Wir gehen mit dieser Ausstellung diesen Facetten des Beziehungslebens und Beziehungswandels durch die Faktoren Alter und Pflegebedürftigkeit nach. Wir zeigen auf, wie unterschiedlich die Situation der Pflegebedürftigkeit sowohl vom Erkrankten als auch von den Angehörigen auf dem Hintergrund der gemeinsam gelebten Beziehung erlebt wird.
 

Unser Dank 

Wir danken allen Beteiligten, die sich bereit erklärt haben, uns Einblick in ihre Beziehungen zu gewähren. Nicht immer fiel es leicht, sich so – wie in dieser Ausstellung zu sehen – zu zeigen. Beim Erarbeiten der Ausstellung wurden viele Geschichten erzählt, es wurde geweint, sich gefreut und über die Veränderungen in den Beziehungen nachgedacht. Allen Beteiligten war es ein Anliegen, dieses Projekt zu unterstützen, um auf die Situation pflegebedürftiger alter Menschen und deren pflegenden Angehörigen aufmerksam zu machen.  

In einer Gesellschaft, die der Jugendlichkeit einen immer größeren Stellenwert einräumt, wird zu wenig berücksichtigt, dass nicht alle Menschen bis ins hohe Alter vital und selbstständig leben können. Eine Erkrankung wie Alzheimer reißt den Menschen aus seiner Mitte und führt oft neben Hilflosigkeit zur Isolation. Ohne die Unterstützung der Angehörigen wären ein Leben in vertrauter Umgebung und der Erhalt von Lebensqualität oft nicht möglich. Angehörige stellen immer noch den größten „Pflegedienst“ in unserer Gesellschaft! Dabei dürfen sie nicht alleingelassen werden! Gesellschaftliche Anerkennung und Unterstützung in Form von Beratung, Hilfe und Entlastung der pflegenden Angehörigen müssen dringend weiterentwickelt werden.  

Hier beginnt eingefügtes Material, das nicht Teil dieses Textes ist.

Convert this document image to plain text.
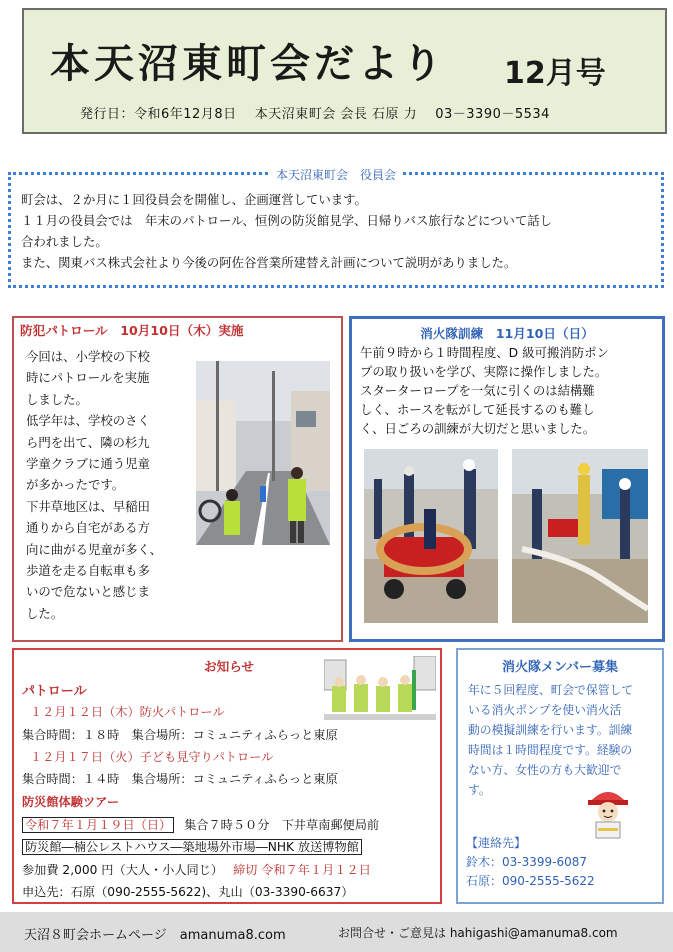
本天沼東町会だより 12月号
発行日：令和6年12月8日　 本天沼東町会 会長 石原 力　 03－3390－5534
本天沼東町会　役員会
町会は、２か月に１回役員会を開催し、企画運営しています。
１１月の役員会では　年末のパトロール、恒例の防災館見学、日帰りバス旅行などについて話し
合われました。
また、関東バス株式会社より今後の阿佐谷営業所建替え計画について説明がありました。
防犯パトロール　10月10日（木）実施
今回は、小学校の下校
時にパトロールを実施
しました。
低学年は、学校のさく
ら門を出て、隣の杉九
学童クラブに通う児童
が多かったです。
下井草地区は、早稲田
通りから自宅がある方
向に曲がる児童が多く、
歩道を走る自転車も多
いので危ないと感じま
した。
消火隊訓練　11月10日（日）
午前９時から１時間程度、D 級可搬消防ポン
プの取り扱いを学び、実際に操作しました。
スターターロープを一気に引くのは結構難
しく、ホースを転がして延長するのも難し
く、日ごろの訓練が大切だと思いました。
お知らせ
パトロール
１２月１２日（木）防火パトロール
集合時間：１８時　集合場所：コミュニティふらっと東原
１２月１７日（火）子ども見守りパトロール
集合時間：１４時　集合場所：コミュニティふらっと東原
防災館体験ツアー
令和７年１月１９日（日） 集合７時５０分　下井草南郵便局前
防災館―楠公レストハウス―築地場外市場―NHK 放送博物館
参加費 2,000 円（大人・小人同じ） 締切 令和７年１月１２日
申込先：石原（090-2555-5622)、丸山（03-3390-6637）
消火隊メンバー募集
年に５回程度、町会で保管して
いる消火ポンプを使い消火活
動の模擬訓練を行います。訓練
時間は１時間程度です。経験の
ない方、女性の方も大歓迎で
す。
【連絡先】
鈴木：03-3399-6087
石原：090-2555-5622
天沼８町会ホームページ　amanuma8.com	お問合せ・ご意見は hahigashi@amanuma8.com
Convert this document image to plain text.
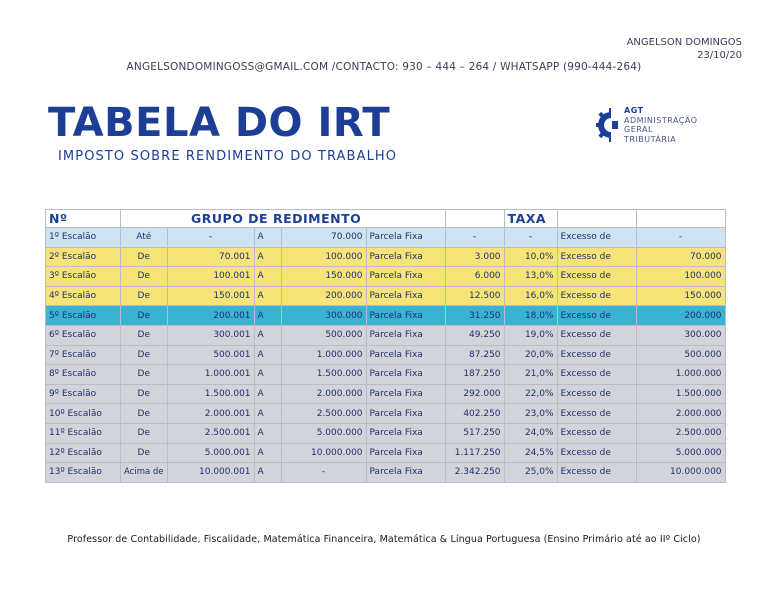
ANGELSON DOMINGOS
23/10/20
ANGELSONDOMINGOSS@GMAIL.COM /CONTACTO: 930 – 444 – 264 / WHATSAPP (990-444-264)
TABELA DO IRT
IMPOSTO SOBRE RENDIMENTO DO TRABALHO
AGT
ADMINISTRAÇÃO
GERAL
TRIBUTÁRIA
Nº	GRUPO DE REDIMENTO						TAXA		
1º Escalão	Até	-	A	70.000	Parcela Fixa	-	-	Excesso de	-
2º Escalão	De	70.001	A	100.000	Parcela Fixa	3.000	10,0%	Excesso de	70.000
3º Escalão	De	100.001	A	150.000	Parcela Fixa	6.000	13,0%	Excesso de	100.000
4º Escalão	De	150.001	A	200.000	Parcela Fixa	12.500	16,0%	Excesso de	150.000
5º Escalão	De	200.001	A	300.000	Parcela Fixa	31.250	18,0%	Excesso de	200.000
6º Escalão	De	300.001	A	500.000	Parcela Fixa	49.250	19,0%	Excesso de	300.000
7º Escalão	De	500.001	A	1.000.000	Parcela Fixa	87.250	20,0%	Excesso de	500.000
8º Escalão	De	1.000.001	A	1.500.000	Parcela Fixa	187.250	21,0%	Excesso de	1.000.000
9º Escalão	De	1.500.001	A	2.000.000	Parcela Fixa	292.000	22,0%	Excesso de	1.500.000
10º Escalão	De	2.000.001	A	2.500.000	Parcela Fixa	402.250	23,0%	Excesso de	2.000.000
11º Escalão	De	2.500.001	A	5.000.000	Parcela Fixa	517.250	24,0%	Excesso de	2.500.000
12º Escalão	De	5.000.001	A	10.000.000	Parcela Fixa	1.117.250	24,5%	Excesso de	5.000.000
13º Escalão	Acima de	10.000.001	A	-	Parcela Fixa	2.342.250	25,0%	Excesso de	10.000.000
Professor de Contabilidade, Fiscalidade, Matemática Financeira, Matemática & Língua Portuguesa (Ensino Primário até ao IIº Ciclo)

Einen herzlichen Dank an Klaus Wagner, dem es gelungen ist, Stimmungen, Lebendigkeit und Beziehungsvielfalt der Paare und Familien fotografisch festzuhalten, und für die Gestaltung dieser Ausstellungstafeln.Zur Erstellung der Ausstellungstexte wurden Interviews geführt. An dieser Stelle danken wir den Autorinnen und Autoren der Frauenschreibwerkstatt Kaufungen unter Leitung von Kirsten Alers, der Literaturagentur des AWO-Stadtteilzentrums Am Wehrturm in Kassel und allen Angehörigen, die ihre Gefühle und Erinnerungen in Worte gefasst haben.  

Diese Ausstellung wurde durch die Unterstützung der Gerhard-Fieseler-Stiftung, der Kasseler Sparkasse, der Werbeagentur Grede und des Seniorenbeirat der Stadt Kassel ermöglicht. Auch den Sponsoren einen herzlichen Dank.